Ewa róż w donicach mieć nie mogę, nie mam ich gdzie przechować przez zimę. Do Warszawy ich nie będę targać, bo też nie mam gdzie przetrzymać. Niestety ta opcja odpada. Cienia zawsze się kawałek znajdzie

.
Ania zobaczę ile uda mi się teraz jesienią zrobić, jak nie zdążę to zostaje wiosna na zamawianie, ewentualnie jeszcze później już w donicach. To
tylko jakieś 7-8 miesięcy
Kerii hosty akurat faktycznie w tym roku się rozrosły, ale reszta to tak sobie powoli idzie, troszku jak krew z nosa. Ale tak to jest, jak się ma ogródek na odległość niestety
Sylwuś zakupków na balkonie nie ma

(tzn. jeden cyprysik czeka na zlitowanie). Twarda jestem, powiedziałam sobie, że żadnych zakupów jesienią nie robię, tylko kopanie, kopanie, przesadzanie itp. czyli nasze standardowe rewolucyjki

. Ja mam nadzieję, że jak skończysz tę rabatkę to nam ją pokażesz.
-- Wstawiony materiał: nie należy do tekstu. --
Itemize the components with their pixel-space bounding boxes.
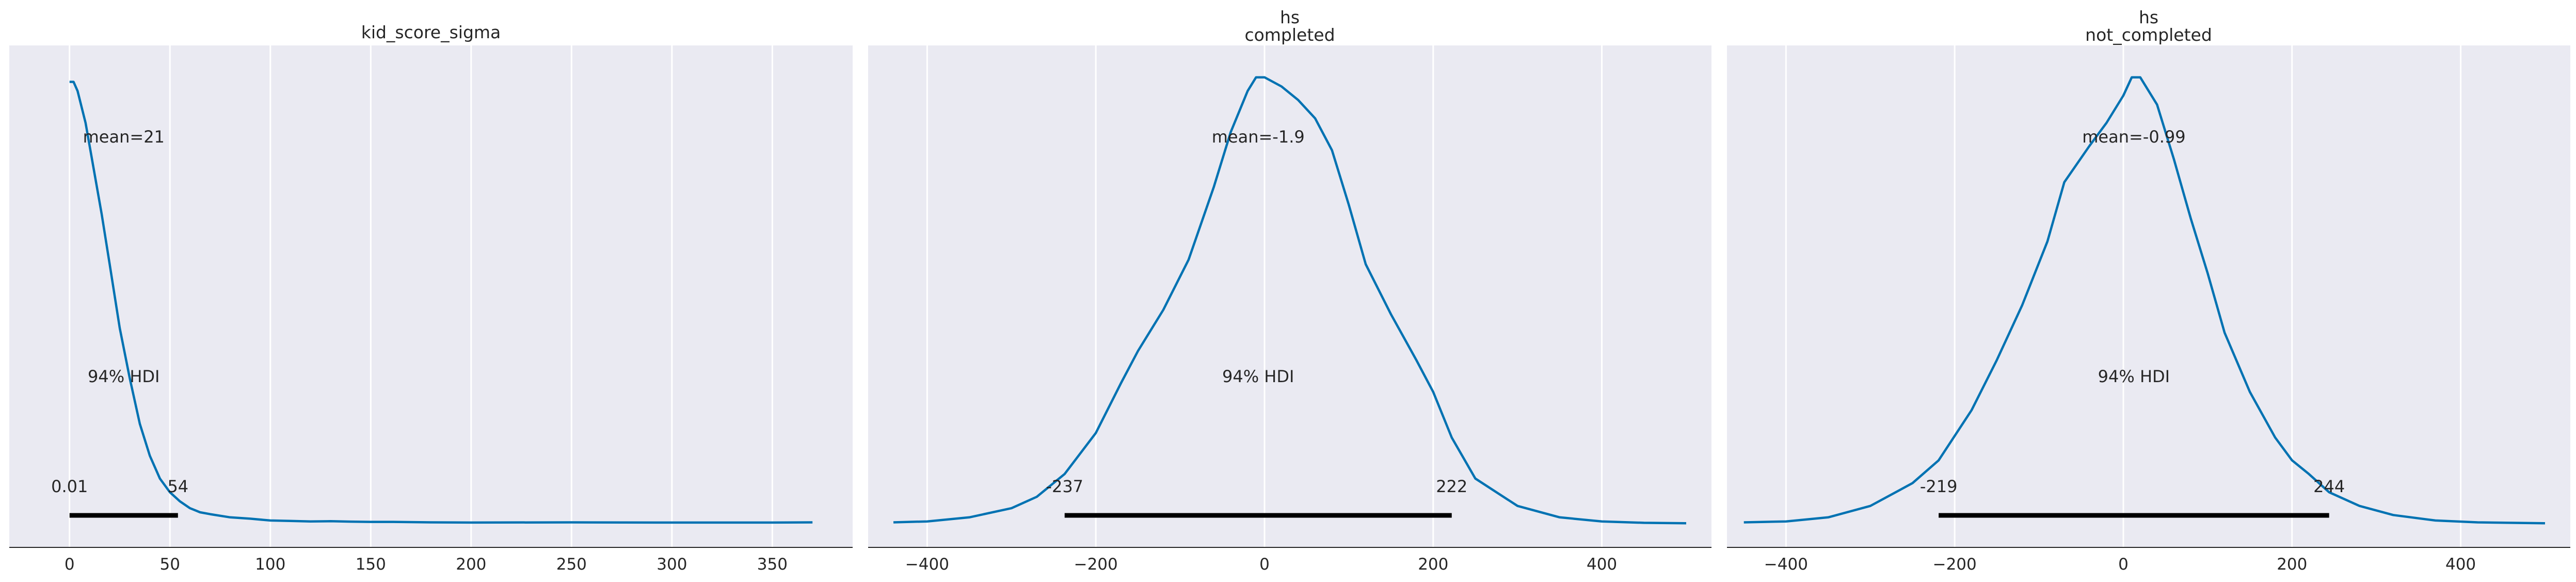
x-tick-label: 150 (356, 555, 386, 574)
panel-title: hs (2139, 7, 2158, 27)
hdi-high-label: 222 (1436, 477, 1467, 496)
x-tick-label: 0 (1259, 555, 1270, 574)
hdi-low-label: -237 (1046, 477, 1083, 496)
x-tick-label: 200 (2277, 555, 2307, 574)
hdi-label: 94% HDI (2098, 367, 2170, 386)
x-tick-label: 200 (1418, 555, 1448, 574)
x-tick-label: 0 (2118, 555, 2129, 574)
panel-title: not_completed (2085, 25, 2212, 45)
hdi-low-label: 0.01 (51, 477, 88, 496)
x-tick-label: 400 (1587, 555, 1617, 574)
hdi-low-label: -219 (1920, 477, 1958, 496)
x-tick-label: 250 (556, 555, 587, 574)
plot-background (9, 45, 853, 547)
x-tick-label: −200 (1074, 555, 1118, 574)
panel-title: kid_score_sigma (361, 22, 501, 42)
hdi-high-label: 244 (2313, 477, 2345, 496)
x-tick-label: 200 (456, 555, 486, 574)
hdi-high-label: 54 (167, 477, 188, 496)
density-curve (893, 76, 1687, 525)
x-tick-label: 100 (255, 555, 285, 574)
density-curve (1743, 76, 2546, 525)
panel-hs-completed: −400 −200 0 200 400 hs completed mean=-1.9 94% H… (859, 0, 1718, 582)
x-tick-label: 0 (65, 555, 75, 574)
panel-hs-not-completed: −400 −200 0 200 400 hs not_completed mean=-0.99… (1718, 0, 2576, 582)
mean-label: mean=-1.9 (1212, 127, 1305, 147)
density-curve (69, 81, 813, 524)
x-tick-label: −400 (1764, 555, 1808, 574)
x-tick-label: 300 (657, 555, 687, 574)
chart-svg: 0 50 100 150 200 250 300 350 kid_score_sigmamean… (9, 22, 853, 574)
x-tick-label: 350 (757, 555, 788, 574)
mean-label: mean=21 (83, 127, 165, 147)
mean-label: mean=-0.99 (2082, 127, 2185, 147)
x-tick-label: 400 (2445, 555, 2476, 574)
x-tick-label: −200 (1933, 555, 1977, 574)
panel-title: completed (1244, 25, 1335, 45)
x-tick-label: −400 (905, 555, 949, 574)
hdi-label: 94% HDI (1222, 367, 1294, 386)
x-tick-label: 50 (160, 555, 180, 574)
panel-title: hs (1280, 7, 1300, 27)
hdi-label: 94% HDI (88, 367, 159, 386)
plot-background (868, 45, 1711, 547)
plot-background (1727, 45, 2570, 547)
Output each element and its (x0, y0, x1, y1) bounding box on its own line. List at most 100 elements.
Jak Ty ją tyle czasu dłubiesz, to nam pewnie szczęki opadną

.
Reniu fajnie Cię widzieć

. Rabata z rododendronami u mnie cały czas w stanie niedokończonym jest. Ale na dzień dzisiejszy tam są tawułki Vision in Red i zawilce białe Whirlwind (malusie na razie, ale nawet zakwitły

). Całkiem z przodu jako obwódka miały być cyprysiki Filifera Aurea Nana, ale są tylko dwa. Sezon minął a ja reszty nie dokupiłam. No i jeszcze cały czas czeka to miejsce na skończenie (czytaj: wywieźć ileś taczek piachu i przygotować podłoże na resztę nasadzeń). To jest jeden z punktów na tegoroczną jesień. I jeszcze placyk na ławeczkę tam zrobić.